Fruit of the Month September - Tangelo
What is it?
This fruit is the result of a cross between a tangerine and a grapefruit or pomelo (a large citrus fruit that is related to the grapefruit); the name is a combination of tangerine and pomelo. Tangelos look like large oranges; the most popular variety, Minneola, has a distinct knob like projection on the stem end. Although they are closer to tangerines than to grapefruits in flavour, they have a taste all their own.
Where does it come from?
The tangelo is an accidental or purposeful cross between a mandarin orange and a grapefruit or pomelo. The first known incidence of the tangelo in the United States occurred in 1897 in Florida.
Is it good for me?
Tangelos are rich in phytochemicals and Vitamin C. Phytochemicals are chemicals found in plants that have protective or disease preventive properties. Vitamin C is a potent antioxidant that has a range of benefits including supporting the immune system. It is necessary to form collagen (an important protein used to make skin, scar tissue, tendons, ligaments and blood vessels). Vitamin C is essential for the healing of wounds, and for the repair and maintenance of cartilage, bones, and teeth.
How to eat it:
Ideas for using tangelos
- Make fresh juice by blending one kilo of tangelos with one or two apples.

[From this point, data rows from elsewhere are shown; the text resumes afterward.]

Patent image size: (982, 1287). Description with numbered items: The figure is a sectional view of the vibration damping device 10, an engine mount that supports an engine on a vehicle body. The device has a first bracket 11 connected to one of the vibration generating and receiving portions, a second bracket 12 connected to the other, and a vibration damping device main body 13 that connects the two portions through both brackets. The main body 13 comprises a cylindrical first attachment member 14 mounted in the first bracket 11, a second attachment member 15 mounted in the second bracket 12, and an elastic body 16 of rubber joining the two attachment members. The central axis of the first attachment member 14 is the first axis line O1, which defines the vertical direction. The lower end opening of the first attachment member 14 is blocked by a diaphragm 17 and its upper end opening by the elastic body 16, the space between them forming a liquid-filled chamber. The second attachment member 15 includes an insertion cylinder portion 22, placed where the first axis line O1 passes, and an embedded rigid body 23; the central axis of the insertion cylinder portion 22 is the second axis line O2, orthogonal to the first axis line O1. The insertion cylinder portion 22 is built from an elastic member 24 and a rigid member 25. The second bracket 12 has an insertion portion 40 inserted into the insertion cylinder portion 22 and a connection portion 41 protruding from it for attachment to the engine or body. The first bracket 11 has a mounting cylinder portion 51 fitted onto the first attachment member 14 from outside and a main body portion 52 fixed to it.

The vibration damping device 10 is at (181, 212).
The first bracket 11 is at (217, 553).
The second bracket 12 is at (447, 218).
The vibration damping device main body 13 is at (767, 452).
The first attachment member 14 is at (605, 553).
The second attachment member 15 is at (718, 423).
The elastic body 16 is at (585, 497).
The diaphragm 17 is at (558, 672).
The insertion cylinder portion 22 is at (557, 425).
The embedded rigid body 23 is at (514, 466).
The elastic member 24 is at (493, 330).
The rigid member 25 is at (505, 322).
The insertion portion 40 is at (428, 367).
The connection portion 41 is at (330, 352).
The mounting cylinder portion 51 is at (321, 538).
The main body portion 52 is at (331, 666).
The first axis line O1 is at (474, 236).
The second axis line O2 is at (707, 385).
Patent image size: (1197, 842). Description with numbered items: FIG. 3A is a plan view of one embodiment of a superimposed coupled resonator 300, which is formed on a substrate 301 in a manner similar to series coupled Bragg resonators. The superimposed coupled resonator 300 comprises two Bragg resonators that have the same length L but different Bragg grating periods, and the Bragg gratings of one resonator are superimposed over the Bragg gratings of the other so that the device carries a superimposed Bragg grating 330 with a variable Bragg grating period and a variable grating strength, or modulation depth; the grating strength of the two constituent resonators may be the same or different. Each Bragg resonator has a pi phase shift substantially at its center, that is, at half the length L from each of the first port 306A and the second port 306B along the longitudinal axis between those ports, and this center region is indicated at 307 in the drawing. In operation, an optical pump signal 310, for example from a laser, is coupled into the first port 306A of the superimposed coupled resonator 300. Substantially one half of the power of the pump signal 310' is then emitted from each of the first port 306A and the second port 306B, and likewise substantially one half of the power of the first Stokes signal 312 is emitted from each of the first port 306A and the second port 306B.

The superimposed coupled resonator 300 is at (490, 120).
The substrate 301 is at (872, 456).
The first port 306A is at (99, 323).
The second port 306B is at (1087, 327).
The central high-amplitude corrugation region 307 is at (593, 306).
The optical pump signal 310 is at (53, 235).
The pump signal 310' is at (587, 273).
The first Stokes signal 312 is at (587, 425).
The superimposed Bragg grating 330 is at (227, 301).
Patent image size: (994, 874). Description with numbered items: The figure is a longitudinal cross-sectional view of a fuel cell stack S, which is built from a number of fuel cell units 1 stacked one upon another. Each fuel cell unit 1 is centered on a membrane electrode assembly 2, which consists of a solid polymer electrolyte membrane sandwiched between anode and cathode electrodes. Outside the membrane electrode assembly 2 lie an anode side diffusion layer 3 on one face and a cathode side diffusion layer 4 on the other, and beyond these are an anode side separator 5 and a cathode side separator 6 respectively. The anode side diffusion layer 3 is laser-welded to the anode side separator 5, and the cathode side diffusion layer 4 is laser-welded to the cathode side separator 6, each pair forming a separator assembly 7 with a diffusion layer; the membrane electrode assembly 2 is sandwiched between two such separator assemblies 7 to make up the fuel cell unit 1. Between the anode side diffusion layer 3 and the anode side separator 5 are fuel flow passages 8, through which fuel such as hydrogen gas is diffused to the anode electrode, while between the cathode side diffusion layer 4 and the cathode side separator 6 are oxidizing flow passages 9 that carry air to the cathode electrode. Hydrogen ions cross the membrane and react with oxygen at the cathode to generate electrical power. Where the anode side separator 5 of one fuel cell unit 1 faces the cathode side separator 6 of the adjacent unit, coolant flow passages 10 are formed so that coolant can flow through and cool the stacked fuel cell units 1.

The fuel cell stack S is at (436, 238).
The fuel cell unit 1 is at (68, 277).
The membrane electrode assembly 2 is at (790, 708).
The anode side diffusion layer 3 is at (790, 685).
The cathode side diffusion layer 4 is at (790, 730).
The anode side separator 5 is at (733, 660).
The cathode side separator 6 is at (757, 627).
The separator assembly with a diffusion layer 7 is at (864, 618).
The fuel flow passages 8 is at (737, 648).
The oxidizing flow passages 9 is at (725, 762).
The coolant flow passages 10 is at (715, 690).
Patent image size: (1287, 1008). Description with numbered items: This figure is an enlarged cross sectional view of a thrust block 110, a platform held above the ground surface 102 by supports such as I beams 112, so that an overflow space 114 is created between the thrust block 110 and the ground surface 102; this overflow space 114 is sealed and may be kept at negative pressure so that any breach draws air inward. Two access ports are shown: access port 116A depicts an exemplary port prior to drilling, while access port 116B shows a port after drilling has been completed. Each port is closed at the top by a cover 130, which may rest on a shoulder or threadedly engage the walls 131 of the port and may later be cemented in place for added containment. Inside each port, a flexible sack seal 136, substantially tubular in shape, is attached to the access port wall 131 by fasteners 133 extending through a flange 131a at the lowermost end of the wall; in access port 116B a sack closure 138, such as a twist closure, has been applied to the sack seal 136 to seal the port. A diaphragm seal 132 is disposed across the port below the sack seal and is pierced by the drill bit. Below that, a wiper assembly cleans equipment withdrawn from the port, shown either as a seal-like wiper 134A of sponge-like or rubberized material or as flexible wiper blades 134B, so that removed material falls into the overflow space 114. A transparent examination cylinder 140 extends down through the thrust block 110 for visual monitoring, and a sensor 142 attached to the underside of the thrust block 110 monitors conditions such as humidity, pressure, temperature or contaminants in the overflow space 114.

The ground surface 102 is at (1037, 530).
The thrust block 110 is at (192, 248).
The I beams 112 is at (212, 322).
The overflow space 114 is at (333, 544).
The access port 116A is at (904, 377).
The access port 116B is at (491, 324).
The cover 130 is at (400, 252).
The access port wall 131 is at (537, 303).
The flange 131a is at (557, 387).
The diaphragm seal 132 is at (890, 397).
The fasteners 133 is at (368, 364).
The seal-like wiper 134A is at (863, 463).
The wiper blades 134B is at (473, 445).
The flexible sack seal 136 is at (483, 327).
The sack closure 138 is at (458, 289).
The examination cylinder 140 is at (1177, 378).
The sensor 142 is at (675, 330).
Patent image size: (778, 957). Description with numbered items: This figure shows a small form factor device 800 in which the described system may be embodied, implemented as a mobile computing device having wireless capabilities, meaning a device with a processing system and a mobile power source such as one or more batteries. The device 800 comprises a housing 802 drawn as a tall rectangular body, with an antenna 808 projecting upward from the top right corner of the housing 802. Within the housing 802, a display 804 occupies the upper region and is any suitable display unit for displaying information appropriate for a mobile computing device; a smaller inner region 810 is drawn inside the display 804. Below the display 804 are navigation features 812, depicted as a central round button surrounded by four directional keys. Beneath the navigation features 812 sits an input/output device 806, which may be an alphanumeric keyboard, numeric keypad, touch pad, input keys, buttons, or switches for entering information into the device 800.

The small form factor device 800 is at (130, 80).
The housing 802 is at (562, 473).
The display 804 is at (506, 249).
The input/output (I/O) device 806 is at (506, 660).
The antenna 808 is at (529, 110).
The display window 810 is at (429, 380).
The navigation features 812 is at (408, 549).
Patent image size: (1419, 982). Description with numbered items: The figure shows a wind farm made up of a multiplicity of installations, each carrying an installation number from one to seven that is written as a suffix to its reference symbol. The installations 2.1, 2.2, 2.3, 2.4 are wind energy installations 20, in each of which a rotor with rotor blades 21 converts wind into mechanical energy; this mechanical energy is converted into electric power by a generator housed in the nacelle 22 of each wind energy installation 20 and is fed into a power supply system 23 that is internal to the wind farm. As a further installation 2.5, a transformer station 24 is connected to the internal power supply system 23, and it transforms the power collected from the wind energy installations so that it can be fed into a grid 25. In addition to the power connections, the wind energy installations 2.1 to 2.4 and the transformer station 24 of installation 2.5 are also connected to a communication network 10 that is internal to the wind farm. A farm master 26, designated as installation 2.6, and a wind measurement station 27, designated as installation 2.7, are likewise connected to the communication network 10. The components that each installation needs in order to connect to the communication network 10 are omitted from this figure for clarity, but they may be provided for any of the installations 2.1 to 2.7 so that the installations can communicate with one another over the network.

- Try a mixed citrus salad for dessert with oranges, grapefruit and tangelos. Stir through a little passionfruit pulp and serve with yoghurt.
- Sprinkle fish with tangelo juice, salt and pepper and cook in foil parcels.
- Chop tangelo flesh in chunks and add to a basic muffin mixture. Garnish muffin tops with thin slices of tangelo with peel left on.
- Make a tangy salad dressing by combining tangelo juice and zest with apple cider vinegar, grated ginger and a bit of chili (if you like it). Use on coleslaw or green salad.